Life
A New Study Reveals The Weird Way Your Response To Emotions Changes As You Get Older
The teenage years can be really tough for some people for a lot of different reasons, but the biggest threat is usually bullying from other kids. But why does your sensitivity to that bullying — you know, your ability to “shake it off” — seem to get better as you get older? Well, according to a new paper published in the Journal of Experimental Psychology: General, the way you read emotions changes throughout your life, and that can affect your emotional sensitivity, according to a news release. The researchers say their findings show that as people get older, they get less sensitive to anger cues, making positive cues stand out, the news release said. That's kind of like science’s way of saying things really do get better when you get older — or, at least you think you do.
Researchers at McLean Hospital’s Laboratory for Brain and Cognitive Health Technology in Massachusetts created a digital test of emotional sensitivity, the news release said, and had nearly 10,000 men and women between the ages of 10 and 85 take the test.
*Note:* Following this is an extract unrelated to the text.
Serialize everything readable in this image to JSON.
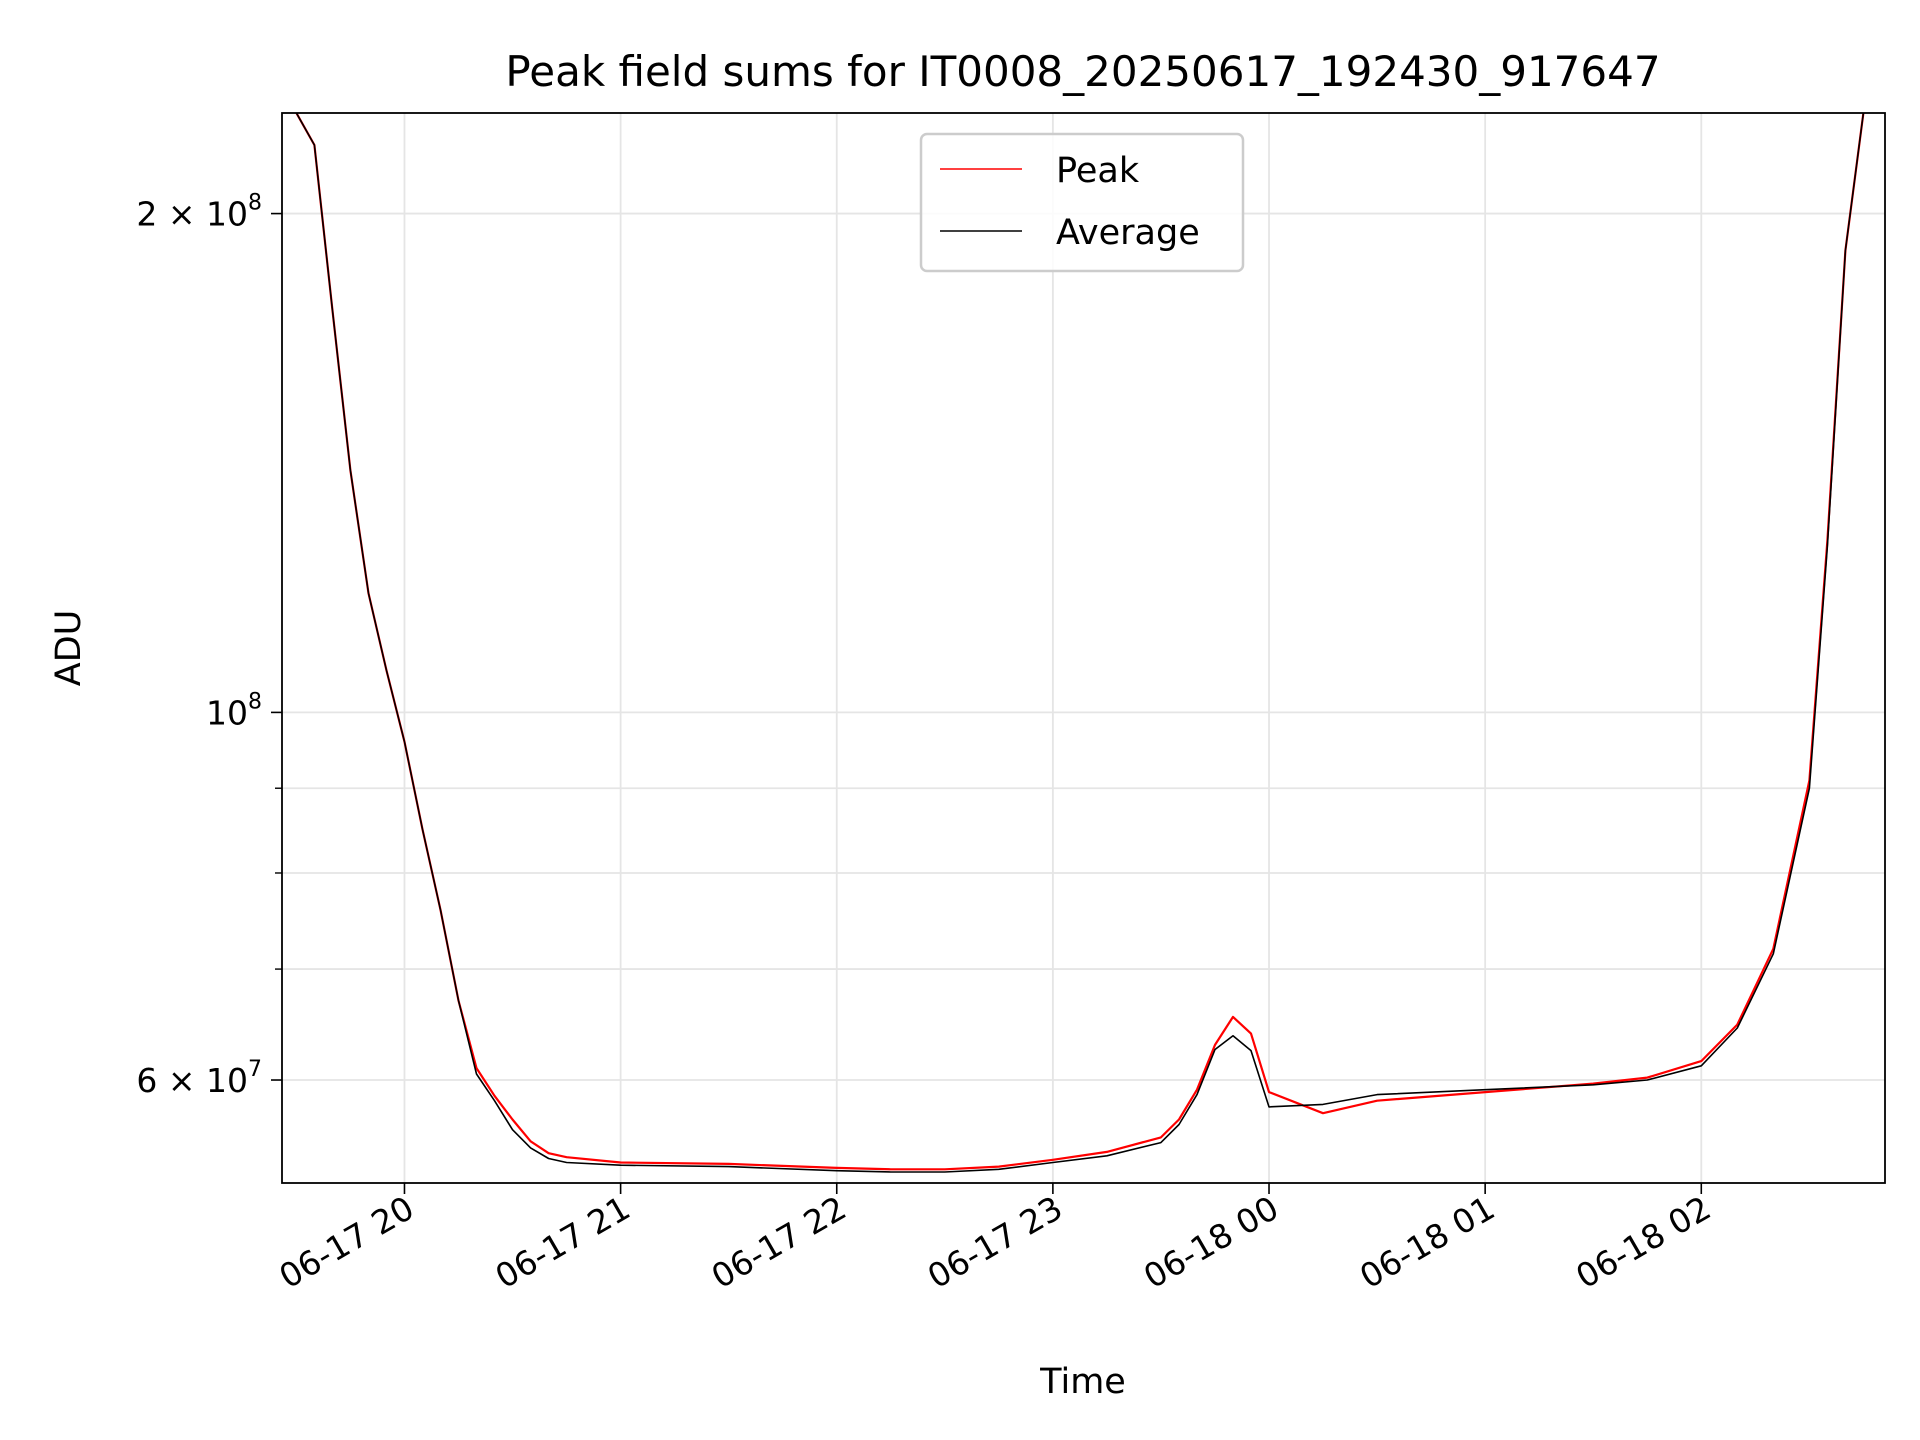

The test was designed to help the researchers measure how much each participant could detect subtle differences in facial cues that showed fear, anger, or happiness, according to the news release, as well as how people of different ages reacted to those facial cues.
“From studies and anecdotal evidence, we know that the everyday experiences of an adolescent is different from a middle-aged or older person, but we wanted to understand how these experiences might be linked with differences in basic emotion understanding,” Laura Germine, the study’s lead author, technical director of the McLean Institute for Technology in Psychiatry, and director of the Laboratory for Brain and Cognitive Health Technology, said in the news release.
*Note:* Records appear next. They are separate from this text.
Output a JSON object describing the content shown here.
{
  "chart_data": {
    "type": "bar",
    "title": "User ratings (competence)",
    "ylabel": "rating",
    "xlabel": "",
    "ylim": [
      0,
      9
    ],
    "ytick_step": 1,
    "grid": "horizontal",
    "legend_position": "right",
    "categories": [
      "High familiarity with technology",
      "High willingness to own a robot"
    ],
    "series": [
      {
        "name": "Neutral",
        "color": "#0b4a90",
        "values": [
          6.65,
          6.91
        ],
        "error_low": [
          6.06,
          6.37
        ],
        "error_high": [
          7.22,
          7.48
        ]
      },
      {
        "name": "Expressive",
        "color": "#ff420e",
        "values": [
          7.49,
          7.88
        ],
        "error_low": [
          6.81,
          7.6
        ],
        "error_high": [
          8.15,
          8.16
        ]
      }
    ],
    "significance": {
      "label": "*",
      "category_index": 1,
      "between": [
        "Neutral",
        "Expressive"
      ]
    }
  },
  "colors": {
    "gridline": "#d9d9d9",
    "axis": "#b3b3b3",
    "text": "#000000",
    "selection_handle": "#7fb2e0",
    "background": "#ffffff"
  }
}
“We found that sensitivity to anger cues improves dramatically during early to mid-adolescence,” Lauren Rutter, study co-author, said in the news release. “This is the exact age when young people are most attuned to forms of social threat, such as bullying. The normal development of anger sensitivity can contribute to some of the challenges that arise during this phase of development.”
But the study also showed that as people age, even though their sensitivity to the facial cues for fear and anger decreases, their ability to detect the cues for happiness stays the same, the news release said. “What’s remarkable is that we see declines in many visual perceptual abilities as we get older, but here we did not see such declines in the perception of happiness,” Germine said in the news release. “These findings fit well with other research showing that older adults tend to have more positive emotions and a positive outlook.”
The Association for Psychological Science (APS) says there’s decades of research supporting findings that older adults consistently report feeling more positive about their everyday lives than younger adults. One theory is that older adults are more likely to look at the positive side of a situation, says the APS, because they recognize they have limited time left in life and would rather optimize their well-being than focus on the negative.
The researchers behind this latest study plan to examine how their work might be related to different aspects of mental health, like anxiety, the news release said. The researchers also plan to look into how emotional sensitivity cues might affect mental health after experiencing a trauma.
This new research shows that the way you experience emotions and interpret facial expressions can play a factor in how you experience the world. And as you get older, it’s pretty likely you’ll experience more happiness than negative emotions. Now that’s one really bright silver lining to life if I ever saw one.